In acht Thesen illustriert Pfeffer die fortschreitende Flexibilisierung, zu der nicht zuletzt innovative, elektronische Zeit-Management-Systeme beitragen.

Individualisierung: Die zunehmende Zeitorientierung von Arbeitsverträgen, Betriebsvereinbarungen und Gesetzen wird sich fortsetzen. Im Extremfall geht diese Entwicklung dahin, dass jede Führungskraft mit ihren Mitarbeitern individuelle Arbeitszeiten vereinbaren wird. Zu den zentralen Aufgaben des Personal-Managements gehört dann das Messen dieser Zeiten mit Blick auf eine angemessene Vergütung sowie die Planung des Personaleinsatzes. Hier ist ein Ausgleich zwischen maximaler Zeitsouveränität sowie optimaler Bedarfsdeckung notwendig. Dieser entsteht durch die genaue Absprache mit der Führungskraft und innerhalb des Arbeitsteams sowie mit Hilfe elektronischer Systeme.

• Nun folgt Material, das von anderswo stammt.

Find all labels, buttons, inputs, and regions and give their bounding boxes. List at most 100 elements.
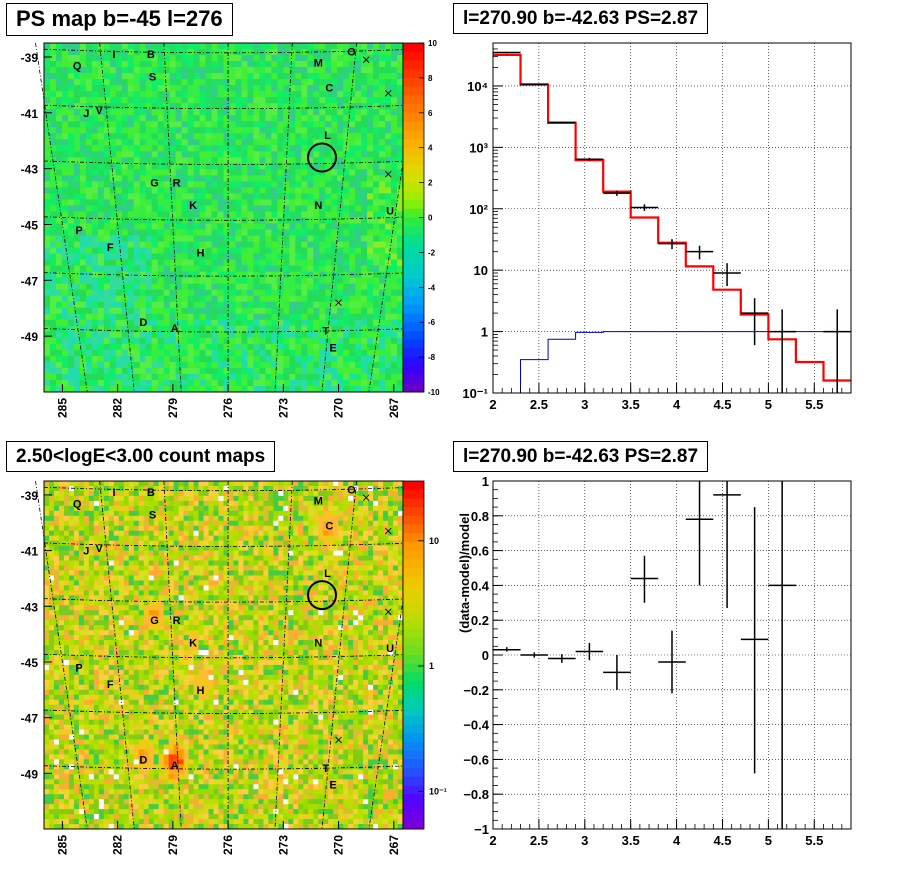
heatmap-cell	[187, 187, 194, 194]
heatmap-cell	[278, 550, 284, 556]
heatmap-cell	[115, 277, 123, 285]
heatmap-cell	[91, 379, 99, 387]
heatmap-cell	[277, 349, 284, 357]
colorbar-segment	[403, 51, 424, 61]
heatmap-cell	[263, 540, 269, 547]
heatmap-cell	[218, 550, 224, 556]
heatmap-cell	[109, 181, 117, 188]
heatmap-cell	[205, 235, 212, 242]
heatmap-cell	[157, 349, 165, 357]
heatmap-cell	[205, 175, 212, 182]
heatmap-cell	[361, 175, 368, 182]
heatmap-cell	[213, 535, 219, 542]
heatmap-cell	[228, 530, 234, 537]
heatmap-cell	[178, 545, 185, 551]
heatmap-cell	[175, 199, 183, 206]
heatmap-cell	[343, 217, 350, 224]
heatmap-cell	[88, 545, 95, 551]
heatmap-cell	[289, 241, 296, 248]
heatmap-cell	[79, 175, 87, 182]
heatmap-cell	[183, 540, 189, 547]
heatmap-cell	[169, 265, 177, 273]
heatmap-cell	[379, 121, 386, 128]
heatmap-cell	[175, 307, 183, 315]
heatmap-cell	[319, 151, 326, 158]
heatmap-cell	[393, 550, 399, 556]
heatmap-cell	[49, 223, 57, 230]
heatmap-cell	[393, 525, 399, 532]
heatmap-cell	[55, 109, 63, 116]
heatmap-cell	[211, 115, 218, 122]
heatmap-cell	[349, 319, 356, 327]
heatmap-cell	[115, 313, 123, 321]
heatmap-cell	[61, 115, 69, 122]
heatmap-cell	[373, 85, 380, 92]
heatmap-cell	[188, 505, 194, 512]
heatmap-cell	[73, 169, 81, 176]
heatmap-cell	[133, 43, 141, 50]
heatmap-cell	[133, 550, 140, 556]
heatmap-cell	[151, 307, 159, 315]
heatmap-cell	[289, 259, 296, 267]
heatmap-cell	[44, 193, 51, 200]
heatmap-cell	[343, 295, 350, 303]
heatmap-cell	[295, 85, 302, 92]
heatmap-cell	[241, 229, 248, 236]
heatmap-cell	[271, 283, 278, 291]
heatmap-cell	[55, 97, 63, 104]
heatmap-cell	[265, 331, 272, 339]
heatmap-cell	[318, 510, 324, 517]
heatmap-cell	[113, 530, 120, 537]
heatmap-cell	[193, 73, 200, 80]
heatmap-cell	[271, 271, 278, 279]
heatmap-cell	[343, 505, 349, 512]
heatmap-cell	[103, 307, 111, 315]
heatmap-cell	[313, 355, 320, 363]
x-tick-label: 2.5	[530, 397, 548, 412]
heatmap-cell	[268, 520, 274, 527]
heatmap-cell	[213, 520, 219, 527]
heatmap-cell	[213, 515, 219, 522]
colorbar-tick-label: 0	[428, 214, 433, 223]
heatmap-cell	[181, 247, 188, 255]
heatmap-cell	[193, 193, 200, 200]
heatmap-cell	[393, 555, 399, 561]
heatmap-cell	[373, 481, 379, 487]
heatmap-cell	[88, 495, 95, 502]
heatmap-cell	[223, 373, 230, 381]
heatmap-cell	[181, 49, 188, 56]
heatmap-cell	[259, 355, 266, 363]
heatmap-cell	[187, 97, 194, 104]
heatmap-cell	[88, 525, 95, 532]
heatmap-cell	[295, 379, 302, 387]
heatmap-cell	[373, 485, 379, 492]
heatmap-cell	[385, 193, 392, 200]
heatmap-cell	[337, 163, 344, 170]
heatmap-cell	[211, 85, 218, 92]
heatmap-cell	[293, 530, 299, 537]
heatmap-cell	[115, 157, 123, 164]
heatmap-cell	[169, 55, 177, 62]
heatmap-cell	[391, 277, 398, 285]
heatmap-cell	[61, 103, 69, 110]
heatmap-cell	[247, 61, 254, 68]
heatmap-cell	[199, 193, 206, 200]
heatmap-cell	[247, 247, 254, 255]
heatmap-cell	[97, 337, 105, 345]
heatmap-cell	[301, 355, 308, 363]
heatmap-cell	[349, 199, 356, 206]
heatmap-cell	[203, 520, 209, 527]
heatmap-cell	[139, 319, 147, 327]
heatmap-cell	[368, 560, 374, 566]
heatmap-cell	[55, 373, 63, 381]
heatmap-cell	[139, 67, 147, 74]
heatmap-cell	[193, 343, 200, 351]
heatmap-cell	[307, 355, 314, 363]
heatmap-cell	[121, 103, 129, 110]
heatmap-cell	[303, 560, 309, 566]
heatmap-cell	[331, 307, 338, 315]
heatmap-cell	[44, 367, 51, 375]
heatmap-cell	[193, 349, 200, 357]
heatmap-cell	[199, 325, 206, 333]
heatmap-cell	[378, 520, 384, 527]
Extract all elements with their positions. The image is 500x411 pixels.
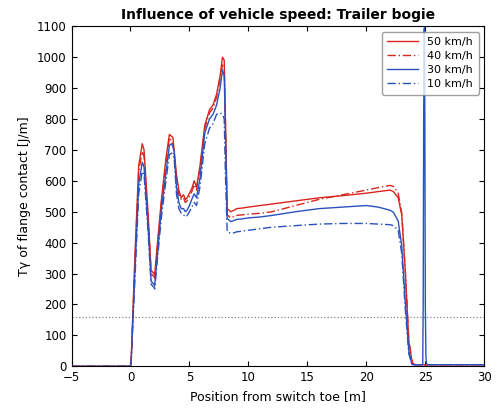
10 km/h: [217, 110, 223, 115]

Flexibilisierung: Flexible Arbeitszeiten gelten derzeit - nach einer Studie des Kölner ISO-Instituts zur Erforschung sozialer Chancen - für 85 Prozent der Beschäftigten in Deutschland. Vor zehn Jahren hatte der Anteil der Mitarbeiter, für die die tarifliche Regelarbeitszeit galt, noch bei 76 Prozent gelegen. Und es ist wenig mehr als 30 Jahre her, dass die Bölkow GmbH, Ottobrunn bei München, als erstes deutsches Unternehmen überhaupt die gleitende Arbeitszeit einführte.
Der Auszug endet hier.